Managing sad nipple syndrome and D-MER
Despite the lack of concrete information, there are still solutions that people can try if they are suffering from sad nipple syndrome or D-MER. Both conditions are recognized physiological occurrences, and there is no shame in reaching out to a medical professional about the feelings you are experiencing, assured Lincoln and Heise.
Lincoln recommended seeking help for D-MER from an IBCLC-registered lactation consultant, as well as ensuring you get as much sleep as you can, drink plenty of water, eat well and consider medication if you need it.
On her website, Heise mentions other mothers have been successful in easing their D-MER through:
- Education about D-MER
- Validation of the D-MER experience
- Connection with other mothers with D-MER
- Meditation techniques, including deep breathing
- Supplements, including vitamin D, magnesium, vitamin B complex and probiotics
- Focusing on breastfeeding goals
- Drinking cold water during milk let-down
Since it's theorized that sad nipple syndrome is caused by the same physiological mechanism—a drop in dopamine—some of these solutions may work for that condition, as well.
"[Sad nipple syndrome] is a really tricky condition to manage and you are best to seek medical attention rather than trying to go it alone," Krishna advised.
Increasing your dopamine levels could help protect you from the worst of it, Krishna said.
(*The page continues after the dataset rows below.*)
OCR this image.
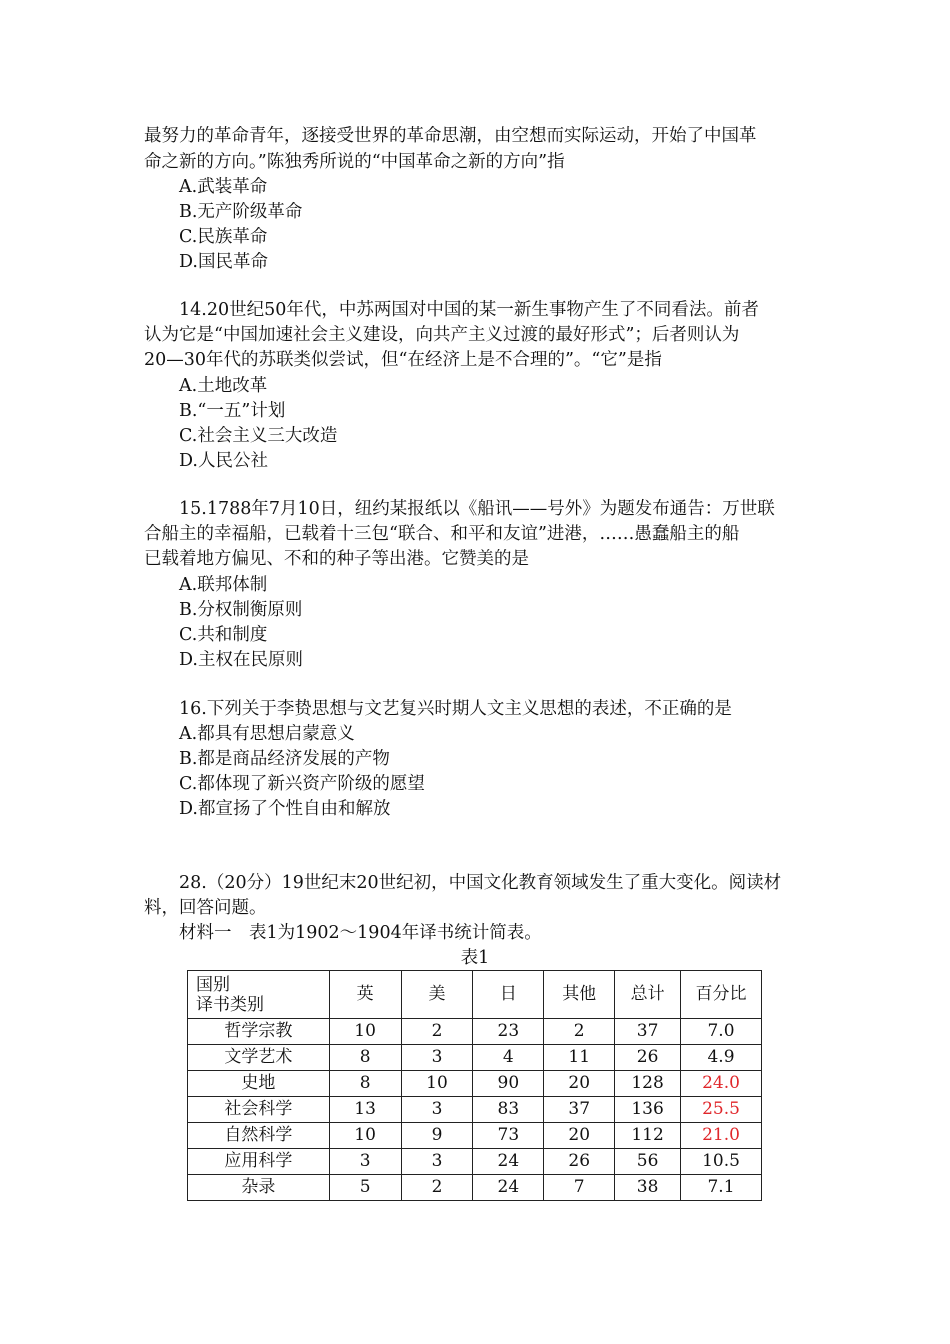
最努力的革命青年，逐接受世界的革命思潮，由空想而实际运动，开始了中国革
命之新的方向。”陈独秀所说的“中国革命之新的方向”指
A.武装革命
B.无产阶级革命
C.民族革命
D.国民革命
14.20世纪50年代，中苏两国对中国的某一新生事物产生了不同看法。前者
认为它是“中国加速社会主义建设，向共产主义过渡的最好形式”；后者则认为
20—30年代的苏联类似尝试，但“在经济上是不合理的”。“它”是指
A.土地改革
B.“一五”计划
C.社会主义三大改造
D.人民公社
15.1788年7月10日，纽约某报纸以《船讯——号外》为题发布通告：万世联
合船主的幸福船，已载着十三包“联合、和平和友谊”进港，……愚蠢船主的船
已载着地方偏见、不和的种子等出港。它赞美的是
A.联邦体制
B.分权制衡原则
C.共和制度
D.主权在民原则
16.下列关于李贽思想与文艺复兴时期人文主义思想的表述，不正确的是
A.都具有思想启蒙意义
B.都是商品经济发展的产物
C.都体现了新兴资产阶级的愿望
D.都宣扬了个性自由和解放
28.（20分）19世纪末20世纪初，中国文化教育领域发生了重大变化。阅读材
料，回答问题。
材料一　表1为1902～1904年译书统计简表。
表1
国别
译书类别	英	美	日	其他	总计	百分比
哲学宗教	10	2	23	2	37	7.0
文学艺术	8	3	4	11	26	4.9
史地	8	10	90	20	128	24.0
社会科学	13	3	83	37	136	25.5
自然科学	10	9	73	20	112	21.0
应用科学	3	3	24	26	56	10.5
杂录	5	2	24	7	38	7.1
Dopamine is made from the amino acid tyrosine, so getting a diet rich in tyrosine could potentially boost dopamine levels in your brain, according to Harvard Health. Some of the foods suggested are chicken and other poultry, avocadoes, bananas, pumpkin and sesame seeds, soy, and dairy-based foods, including milk, cheese and yogurt. Both Heise and Krishna recommend limiting caffeine intake.
The most important detail to remember is that despite the lack of research, if you're suffering from sad nipple syndrome or D-MER, you're not alone, and reaching out to a medical professional for guidance is always a wise decision.